Hey lovelies. Beau here with a look at the newest indie darling.
It’s hard to pin down Noah Baumbach. While most of his nineties peers have vanished from the cinematic landscape or are reaping all the glory on the mountains, he’s that curious anomaly that no one is quite sure what to do with.
Since his resurgence and critical coup in 2005 with The Squid and the Whale, (a coming out party for Jesse Eisenberg post-Rodger Dodger) he’s only made two films in the seven/eight years after. Margot at the Wedding is an enormously divisive picture, but even that couldn’t prepare audiences and critics alike for his follow-up, Greenberg featuring a particularly acidic turn from Ben Stiller. It’s not many films that could inspire such vitriol as to warrant something like this on theater’s windows nationwide.
So it goes without saying that his next film, Frances Ha, might inspire some trepidation amongst audiences, considering the sour taste that lingers on years later. It does seem, however, that he’s taken the brightest spot of that picture (indeed, the only reason for warranting a rewatch) with Ms. Greta Gerwig.
• Gerwig is a radiant actress, one whose appeal is not defined by her range (limited, as far as we’ve seen) but her willingness to commit to exploring the comedy of life. In the short time since her breakthrough via the much-maligned mumblecore films of the Aughts, she’s done mainstream (the lackluster Arthur remake), throwback horror (Ti West’s lovely The House of the Devil), danced with auteurs (Woody Allen, Walt Whitman) and stole the show from bonafide stars (No Strings Attached).
• Watching the preview for Frances Ha, the second collaboration between her and Mr. Baumbach (also her current partner-in-crime), I’m struck by how effortless she strolls across the screen. Self-deprecating sans the sullen, her affection for the oblivious Frances endears us to her. Surrounded by talent, (including Girls MVP Adam Driver, who is certainly making a name for himself), the picture looks as much a star vehicle as anything I think I’ve seen in some time.
• Without inviting voracious verbal attacks, Gerwig here has the same appeal that I might imagine Julia Roberts had in Pretty Woman over twenty years ago. It’s not to compare the two in terms of their quality of being, (Gerwig will never be that larger than life; she’s not that kind of star); it’s that one can’t help but surrender any sense of hesitation or cynical thought in their presence.
• In terms of Baumbach’s limited oeuvre, my personal favorite is still the bitter Margot at the Weddding, which featured year’s best performances from Jennifer Jason Leigh and Nicole Kidman. Leigh, in particular, is one who I felt was finally given a new opportunity to shine in Noah’s ode to Eric Rohmer and WASP hives. Her presence there felt free, comfortable to erode, crack. It was a pairing that I likened to Almodovar and Cruz, Bergman and Ullman - two artists who were kind enough to each other to allow them to showcase their faults and flaws. This is less of a "no" than a lingering sadness that it seems unlikely these two fine individuals will ever work together again.

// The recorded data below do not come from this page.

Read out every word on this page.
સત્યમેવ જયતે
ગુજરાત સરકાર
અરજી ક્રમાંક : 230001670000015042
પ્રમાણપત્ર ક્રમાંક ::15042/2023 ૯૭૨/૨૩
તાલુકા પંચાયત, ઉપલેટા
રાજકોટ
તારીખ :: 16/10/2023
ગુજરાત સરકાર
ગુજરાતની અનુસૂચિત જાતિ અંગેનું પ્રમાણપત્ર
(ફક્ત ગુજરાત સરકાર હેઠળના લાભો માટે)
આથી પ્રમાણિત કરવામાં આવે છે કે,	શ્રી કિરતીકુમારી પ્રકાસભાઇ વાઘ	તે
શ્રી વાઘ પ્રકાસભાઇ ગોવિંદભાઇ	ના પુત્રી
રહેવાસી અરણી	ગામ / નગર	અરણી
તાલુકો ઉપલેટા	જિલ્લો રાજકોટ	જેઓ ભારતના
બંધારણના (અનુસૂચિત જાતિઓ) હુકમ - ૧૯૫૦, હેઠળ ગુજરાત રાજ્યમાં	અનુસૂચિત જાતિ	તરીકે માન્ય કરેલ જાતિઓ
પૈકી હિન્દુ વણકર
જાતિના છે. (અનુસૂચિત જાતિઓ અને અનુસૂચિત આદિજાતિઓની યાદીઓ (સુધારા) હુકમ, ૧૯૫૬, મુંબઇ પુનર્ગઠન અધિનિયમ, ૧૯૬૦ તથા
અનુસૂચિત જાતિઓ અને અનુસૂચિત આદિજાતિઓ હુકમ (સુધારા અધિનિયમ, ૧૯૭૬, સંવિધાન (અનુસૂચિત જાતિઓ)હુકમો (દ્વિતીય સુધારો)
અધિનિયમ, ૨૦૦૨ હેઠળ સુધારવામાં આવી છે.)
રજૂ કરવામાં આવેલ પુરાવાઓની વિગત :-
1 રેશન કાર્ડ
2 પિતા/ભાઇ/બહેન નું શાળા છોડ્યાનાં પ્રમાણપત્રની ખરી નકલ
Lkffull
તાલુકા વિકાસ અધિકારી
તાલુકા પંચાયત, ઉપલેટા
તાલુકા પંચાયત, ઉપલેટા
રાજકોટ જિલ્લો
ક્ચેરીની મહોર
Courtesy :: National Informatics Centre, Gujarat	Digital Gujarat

• Is the black and white trying to draw too much of a comparison to Woody Allen? Beautifully constructed and filmed on a Canon DSLR 5D Mark II (I love the 21st century), one almost wishes that Gerwig (as well as Ms. Dunham) might try to avoid any comparisons between themselves and the famed auteur. Allen has a distinct style all his own that even he tends to imitate, and I’d rather that we see these two women approach their storytelling without needing to pay homage to someone who inspired them, or beat us to the punch in acknowledging his influence. Be your own woman. Be your own artist. You’re both good enough that we don’t care. Steal everything.
Premiering last year at the NYFF to critical acclaim, including right here, Frances Ha and Greta Gerwig arrive on May 17th.
I’ll be there. Dancing.
And you... are you as entranced by Ms. Gerwig as I am or do you find her self-deprication tiring?
Do you find the comparison between her and Roberts warranted, or am I holding up apples and oranges?
Is Adam Driver the next atypical movie star and what do we make of Noah Baumbach?